Please note that because the age-based scores are derived from the performance of different age-groups in our test data, there are two important details to remember when referring to them:

They are not criterion-referenced, unlike the scaled scores. This means that an age-based standardised score of 100 should not be interpreted as having met any age-related threshold or criteria.

They are for comparison only, i.e. should only be used in the context of the test to determine whether a pupil is performing well compared to other pupils of a similar age, and within their school year. An age-based standardised score of 100 therefore reflects that a pupil is performing as expected for the month of their birth within the academic year.

Pupils who are not within the expected age range for a given school year will not receive an age-based standardised score, for example pupils with delayed entry to school, or those in higher school years taking tests intended for a lower school year.

Monitoring Pupil Progress

Because the scaled scores are calculated the same way for each test, a pupil who is just reaching the expected standard at each testing point in the academic year will achieve a scaled score of 100, i.e. their scaled score will not increase across the academic year. This is because the thresholds reflect an expectation of pupils gaining new knowledge, skills, etc. from the teaching and practice they experience from testing point to testing point.

Please also remember that making expected progress is separate from reaching the expected standard, so even if a pupil is not meeting the expected standard, they can still show expected progress from one test to the next if their scaled score remains similar across the academic year, even if they have not attained a scaled score of 100.

Variation of a few points up or down from one test to the next is to be expected. However, a large drop in performance (a lower scaled score than the previous test) suggests a pupil may not have made progress since the last test.

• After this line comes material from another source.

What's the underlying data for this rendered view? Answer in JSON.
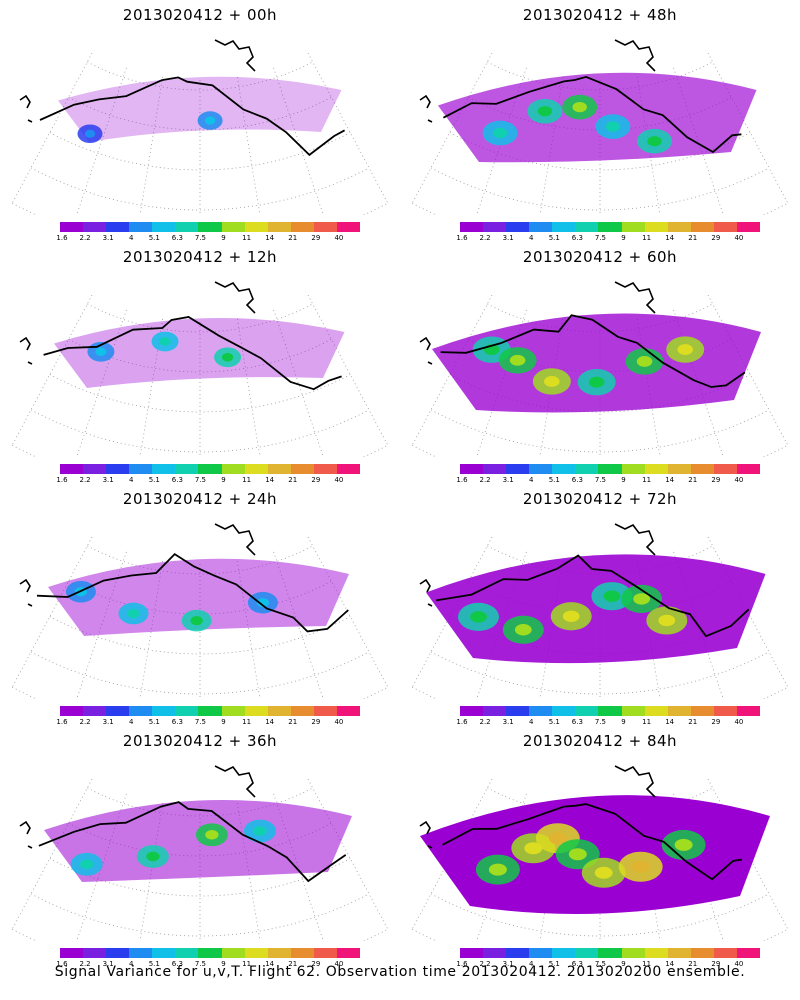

Equally, a substantial jump up the scaled scores from the previous tests would indicate greater progress than might otherwise be expected.

The same principles apply to the age-based standardised scores too, i.e. if a pupil’s age-based score remains very similar at each testing point in the year for a particular subject, then they are progressing at the expected rate for their age.

Please note: As these tests have been designed to judge whether pupils are meeting the expected standard, they might not test the full depth and breadth within your class. As such, pupils who are working below the expected standard, or are not achieving age-related expectations (ARE) might benefit from other types of assessment more suited to their needs. Pupils working at the higher standard would benefit from further, more challenging, formative assessments to test the depth of their understanding, and to ensure they continue to be engaged and make progress.

APPENDIX

Our Standard Setting Process

There were two panels for each subject, operating independently from each other. They were composed of experienced teachers, test developers and educational consultants, who had no involvement in setting the questions.

Panel members were individually asked to review each item on the tests (as well as review the test as a whole) and to make a judgement as to how many pupils (out of 100) who are working just at the expected standard at the point of assessment would get each question correct. This meant they had to take into account the point in each academic year that the tests are recommended to be used and what would be expected to have been taught at each point. The outcomes were used to create a criterion-referenced test threshold for each test.

An expert panel meeting was then organised and each test threshold was discussed and compared with the live, incoming pupil performance data from MERiT, as well as historical item performance from previous years (to give a norm-referenced viewpoint). The final test thresholds were then agreed amongst panel members based on both expert judgement alongside analysis of pupil test performance.

This process is similar to the one used by the STA.

Outcomes

Testbase considered the recommendations of the two panels before setting the final standards.